Here's what tenants should ask before negotiating their office lease after the pandemic
As companies craft their return-to-work strategies after Covid-19, experts and surveys show many are settling on a hybrid model that includes work-from-home flexibility.
But that new workplace dynamic is also shaping lease negotiations in commercial real estate, as companies reassess the purpose and size of their offices.
Benjamin Osgood is seeing it firsthand. He is founder and managing director at San Francisco-based Recreate Commercial Real Estate, which focuses on tenant representation in California’s Bay Area.
Osgood said leasing activity is recovering at a faster pace than many anticipated, but he said some clear trends are emerging that offer lessons for companies that are negotiating leases for a post-Covid-19 world.
Recreate Commercial Real Estate is working with clients to survey workers, and they are finding the majority of employees want to work from the office at least one day a week — a figure in line with the preference for a hybrid model found in other surveys.
While many companies assume those hybrid models will equate to a smaller office, Osgood and other experts say that’s not always the case, and they suggest companies ask themselves several questions before negotiating their next lease.
What’s the why?
For companies that are moving to a hybrid model and considering reducing their space, Osgood encourages them to consider why they are contemplating that step.
Is it just to save money? Is it because they’ve cut employees? Is it because employees will be in the office fewer days a week?
Getting to the heart of those questions will provide a helpful roadmap, Osgood said. Then they need to get to the “why” of the office itself.
For many companies, moving to a hybrid model means getting away from using the office for traditional “head-down” cubicle work.
“We’ve learned we can do that anywhere,” Osgood said. “But what you can’t do anywhere is collaborate, foster those ideas and have those sparks fly.”
For some companies, that’s actually resulting in more square footage per employee because spaces are changing to become more collaborative.
Some high-density tech offices that were once 125 to 150 square feet per employee are now 300 or 350 square feet per employee.
In others, it might be more of a zero-sum game, where a tenant eliminates a number of high-density spaces but adds larger collaborative spaces and keeps the total square footage of the lease about the same.
What will your capacity look like?
In the markets Recreate Commercial Real Estate serves, Osgood said prevailing sentiments about remote work have evolved over the past year.
Early on, many survey respondents said they wanted to work from home permanently. As time passed, more favored the hybrid model.
Osgood said employers would be wise to plan for a continued evolution of that thinking.
“I think frequency is going to increase as time goes on,” he said. “You don’t want to plan for an office with 20% occupancy when it might be 70% by the end of the year.”
Osgood said there have already been examples of companies that downsized their spaces because of the initial remote-work shift who have changed their minds. It’s showing up in sublease activity.
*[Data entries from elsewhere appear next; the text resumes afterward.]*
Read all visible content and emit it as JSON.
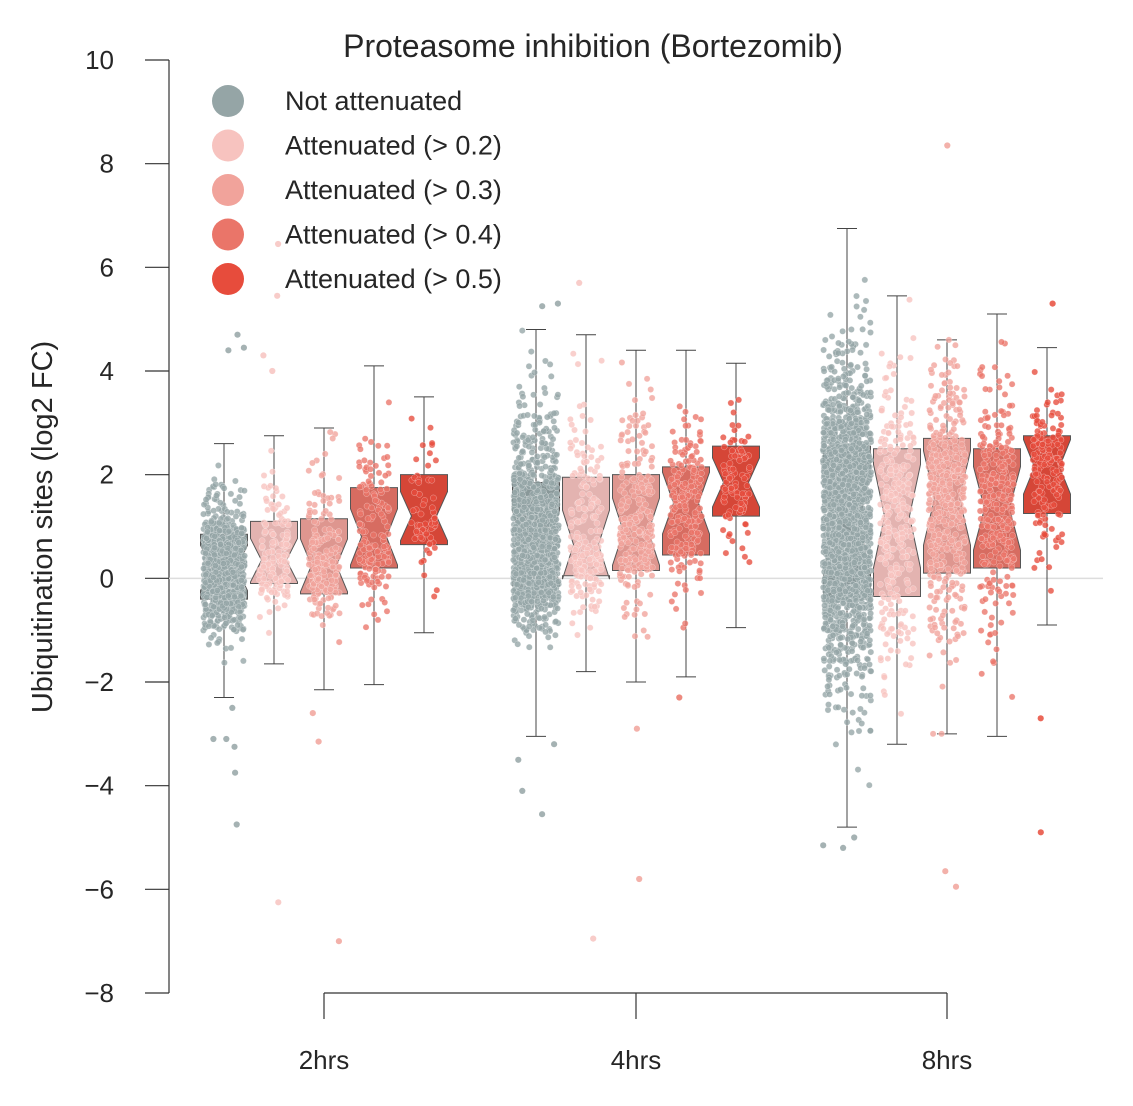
{
  "chart_data": {
    "type": "box",
    "title": "Proteasome inhibition (Bortezomib)",
    "xlabel": "",
    "ylabel": "Ubiquitination sites (log2 FC)",
    "ylim": [
      -8,
      10
    ],
    "yticks": [
      10,
      8,
      6,
      4,
      2,
      0,
      -2,
      -4,
      -6,
      -8
    ],
    "ytick_labels": [
      "10",
      "8",
      "6",
      "4",
      "2",
      "0",
      "−2",
      "−4",
      "−6",
      "−8"
    ],
    "categories": [
      "2hrs",
      "4hrs",
      "8hrs"
    ],
    "reference_line": 0,
    "legend_position": "upper-left",
    "overlay": "jittered strip points",
    "notched": true,
    "series": [
      {
        "name": "Not attenuated",
        "color": "#95a5a6",
        "boxes": [
          {
            "category": "2hrs",
            "q1": -0.4,
            "median": 0.2,
            "q3": 0.85,
            "whisker_low": -2.3,
            "whisker_high": 2.6,
            "n_points": 700,
            "outliers": [
              4.7,
              4.45,
              4.4,
              -2.5,
              -3.1,
              -3.1,
              -3.25,
              -3.75,
              -4.75
            ]
          },
          {
            "category": "4hrs",
            "q1": -0.15,
            "median": 0.6,
            "q3": 1.85,
            "whisker_low": -3.05,
            "whisker_high": 4.8,
            "n_points": 1000,
            "outliers": [
              5.3,
              5.25,
              -3.2,
              -3.5,
              -4.1,
              -4.55
            ]
          },
          {
            "category": "8hrs",
            "q1": -0.4,
            "median": 1.1,
            "q3": 2.55,
            "whisker_low": -4.8,
            "whisker_high": 6.75,
            "n_points": 1600,
            "outliers": [
              -5.15,
              -5.2,
              -5.0
            ]
          }
        ]
      },
      {
        "name": "Attenuated (> 0.2)",
        "color": "#f7c3bf",
        "boxes": [
          {
            "category": "2hrs",
            "q1": -0.1,
            "median": 0.35,
            "q3": 1.1,
            "whisker_low": -1.65,
            "whisker_high": 2.75,
            "n_points": 150,
            "outliers": [
              6.45,
              5.45,
              4.3,
              4.0,
              -6.25
            ]
          },
          {
            "category": "4hrs",
            "q1": 0.05,
            "median": 0.65,
            "q3": 1.95,
            "whisker_low": -1.8,
            "whisker_high": 4.7,
            "n_points": 200,
            "outliers": [
              5.7,
              -6.95
            ]
          },
          {
            "category": "8hrs",
            "q1": -0.35,
            "median": 1.2,
            "q3": 2.5,
            "whisker_low": -3.2,
            "whisker_high": 5.45,
            "n_points": 300,
            "outliers": []
          }
        ]
      },
      {
        "name": "Attenuated (> 0.3)",
        "color": "#f1a39b",
        "boxes": [
          {
            "category": "2hrs",
            "q1": -0.3,
            "median": 0.25,
            "q3": 1.15,
            "whisker_low": -2.15,
            "whisker_high": 2.9,
            "n_points": 200,
            "outliers": [
              -2.6,
              -3.15,
              -7.0
            ]
          },
          {
            "category": "4hrs",
            "q1": 0.15,
            "median": 0.9,
            "q3": 2.0,
            "whisker_low": -2.0,
            "whisker_high": 4.4,
            "n_points": 250,
            "outliers": [
              -2.9,
              -5.8
            ]
          },
          {
            "category": "8hrs",
            "q1": 0.1,
            "median": 1.55,
            "q3": 2.7,
            "whisker_low": -3.0,
            "whisker_high": 4.6,
            "n_points": 450,
            "outliers": [
              8.35,
              -5.65,
              -5.95
            ]
          }
        ]
      },
      {
        "name": "Attenuated (> 0.4)",
        "color": "#ea7569",
        "boxes": [
          {
            "category": "2hrs",
            "q1": 0.2,
            "median": 0.8,
            "q3": 1.75,
            "whisker_low": -2.05,
            "whisker_high": 4.1,
            "n_points": 150,
            "outliers": []
          },
          {
            "category": "4hrs",
            "q1": 0.45,
            "median": 1.45,
            "q3": 2.15,
            "whisker_low": -1.9,
            "whisker_high": 4.4,
            "n_points": 200,
            "outliers": [
              -2.3
            ]
          },
          {
            "category": "8hrs",
            "q1": 0.2,
            "median": 1.35,
            "q3": 2.5,
            "whisker_low": -3.05,
            "whisker_high": 5.1,
            "n_points": 300,
            "outliers": []
          }
        ]
      },
      {
        "name": "Attenuated (> 0.5)",
        "color": "#e74c3c",
        "boxes": [
          {
            "category": "2hrs",
            "q1": 0.65,
            "median": 1.2,
            "q3": 2.0,
            "whisker_low": -1.05,
            "whisker_high": 3.5,
            "n_points": 60,
            "outliers": []
          },
          {
            "category": "4hrs",
            "q1": 1.2,
            "median": 1.85,
            "q3": 2.55,
            "whisker_low": -0.95,
            "whisker_high": 4.15,
            "n_points": 90,
            "outliers": []
          },
          {
            "category": "8hrs",
            "q1": 1.25,
            "median": 2.15,
            "q3": 2.75,
            "whisker_low": -0.9,
            "whisker_high": 4.45,
            "n_points": 160,
            "outliers": [
              5.3,
              -2.7,
              -4.9
            ]
          }
        ]
      }
    ]
  }
}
“One of the trends emerging right now is subleases are coming off the market not because they’re getting rented, but because the company has changed course,” Osgood said.
Should you have a pandemic clause?
One consequence of Covid-19 is more companies are taking a close look at various clauses in their leases that could provide benefits in the event of another pandemic.
Maria V. Bernstein, a real estate attorney at San Francisco-based SSL Law Firm LLP, believes there will be more discussion around condemnation and force majeure or unforeseen circumstances clauses in the years to come.
Bernstein said condemnation clauses often say that if there is a “taking” by a government, then the lease is automatically terminated.
She expects those clauses to be scrutinized in future negotiations.
"The narrower the better for tenants, but in negotiating leases, the broader the better," Bernstein said. "Since we don’t have crystal balls, this is something that probably won’t change in lease negotiations, but landlords can take comfort when granting broad-use rights that this may ultimately benefit them should we face future catastrophes that lead to the type of government-mandated shutdowns we have just seen."
Osgood said more tenants are negotiating those clauses into leases.
“We are now building into our leases that if the state or city order says you can’t walk through those doors anymore, you automatically have some type of rent deferral or abatement,” Osgood said. “People should be negotiating that type of clause into their lease, because this could happen again.”
How can you use your leverage?
Osgood said the pendulum of leverage has swung back, temporarily, in favor of the tenant.
That means now is the time companies should be negotiating more flexibility into their leases.
Osgood said companies that foresee potential to grow should look at building in rights of first offers into their lease that would allow them to expand into adjacent spaces as they grow.
Companies that anticipate a need to downsize could also negotiate the ability to move to a smaller space in the same property or the landlord's portfolio without penalty.
“Would that happen in a landlord-centric market? Not a chance,” Osgood said. “But right now is the time when tenants need to puff their chests up and really understand how much leverage they have.”